The plan rules state that there are various conditions under which funds held in the plan may be withdrawn which include separation from service regardless of age, attainment of age X even if still employed, unforeseeable emergency, death and loans.
Your relative died and in accordance with the plan rules, a beneficiary account was established for you as a beneficiary of a deceased plan participant. The funds in your deceased relatives' account were rolled over into your beneficiary account.
Generally, a beneficiary may elect to receive payment of the plan benefit from their beneficiary account as a lump sum or in annual, monthly or quarterly instalment payments.
You withdrew all the funds from your beneficiary account which were paid into a bank account you held in Country X. Country X tax was withheld from the amount paid to you.
Relevant legislative provisions
Income Tax Assessment Act 1936 section 99B
Income Tax Assessment Act 1936 subsection 99B(1)
Income Tax Assessment Act 1936 subsection 99B(2)
Income Tax Assessment Act 1936 paragraph 99B(2)(a)
Income Tax Assessment Act 1997 section 10-5
Reasons for decision
The assessable income of a resident taxpayer includes income according to ordinary concepts (ordinary income) and statutory income derived from all sources, whether in or out of Australia, during the income year.
Section 10-5 of the Income Tax Assessment Act 1997 (ITAA 1997) lists certain statutory amounts that form part of assessable income. Included in this list is section 99B of the ITAA 1936 which deals with trust income not previously subject to tax in Australia.
Subsection 99B(1) of the ITAA 1936 provides that where, during a year of income, a beneficiary who was a resident at any time during the year is paid a distribution from a trust, or has an amount of trust property applied for their benefit, the amount is to be included in the assessable income of the beneficiary.
Relevantly to your situation, subsection 99B(2) of the ITAA 1936 modifies the rule in subsection 99B(1) and has the effect that the amount to be included in assessable income under subsection 99B(1) is not to include any amount that represents either:
• Corpus of the trust estate (except to the extent it is attributable to mounts derived by the trust estate that, if they had been derived by a taxpayer being a resident, would have been included in the assessable income of that taxpayer of a year of income (paragraph 99B(2)(a) of the ITAA 1936)
• amounts that would not have been included in the assessable income of a resident taxpayer (paragraph 99B(2)(b) of the ITAA 1936), and
• amounts previously included in the beneficiary's income under section 97 of the ITAA 1936 (paragraph 99B(2)(c) of the ITAA1936).

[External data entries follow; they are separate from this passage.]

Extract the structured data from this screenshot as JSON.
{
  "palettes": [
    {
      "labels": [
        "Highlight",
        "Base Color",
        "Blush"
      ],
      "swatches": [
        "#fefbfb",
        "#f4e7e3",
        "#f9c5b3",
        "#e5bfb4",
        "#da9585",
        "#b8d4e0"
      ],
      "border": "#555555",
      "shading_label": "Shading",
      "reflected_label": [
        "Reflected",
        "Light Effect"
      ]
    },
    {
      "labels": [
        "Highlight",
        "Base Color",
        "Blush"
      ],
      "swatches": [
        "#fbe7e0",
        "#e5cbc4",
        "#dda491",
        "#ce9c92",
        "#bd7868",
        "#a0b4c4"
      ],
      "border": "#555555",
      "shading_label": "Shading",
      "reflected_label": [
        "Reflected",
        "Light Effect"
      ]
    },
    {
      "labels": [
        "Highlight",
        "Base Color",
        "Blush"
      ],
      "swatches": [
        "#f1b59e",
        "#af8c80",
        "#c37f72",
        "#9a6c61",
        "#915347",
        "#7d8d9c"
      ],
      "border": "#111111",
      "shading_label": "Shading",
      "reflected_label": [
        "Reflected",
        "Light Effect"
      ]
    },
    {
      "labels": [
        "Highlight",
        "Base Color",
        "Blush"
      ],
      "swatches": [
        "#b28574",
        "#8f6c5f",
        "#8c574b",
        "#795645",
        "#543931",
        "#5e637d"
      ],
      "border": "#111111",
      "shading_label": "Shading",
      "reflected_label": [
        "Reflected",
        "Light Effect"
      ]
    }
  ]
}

The Macquarie Dictionary (Online edition 2022) defines 'corpus' to mean a 'principal or capital sum as opposed to interest or income'.
In your case, to the extent that the amount withdrawn from the foreign inherited retirement savings plan account represents an amount rolled-over from another plan, the amount represents corpus of a trust estate and is an amount to which paragraph 99B(2)(a) of the ITAA 1936 applies. Further, the amount is not attributable to an amount or amounts derived by the trust estate that, if they had been derived by an Australian resident taxpayer, would have been included in the assessable income of that taxpayer.
Therefore, the amount rolled over into your inherited retirement savings plan account as a beneficiary of your relative's retirement savings plan and subsequently withdrawn by you is not subject to tax under subsection 99B(1) of the ITAA 1936.
However, to the extent that the amount withdrawn from the inherited retirement savings plan account represented earnings on the corpus of the fund from when you became its owner, the amount would represent an amount that, if derived by a taxpayer being a resident, would have been included in the assessable income of that taxpayer. This is because earnings by way of interest or capital gains is normally assessable income in the hands of an Australian resident taxpayer.
Therefore, the amount withdrawn from the plan account that represented earnings on the corpus of the fund from when you became its owner is not excluded from assessable income by paragraph 99B(2)(a) of the ITAA 1936 and is included in your assessable income under subsection 99B(1) of the ITAA 1936.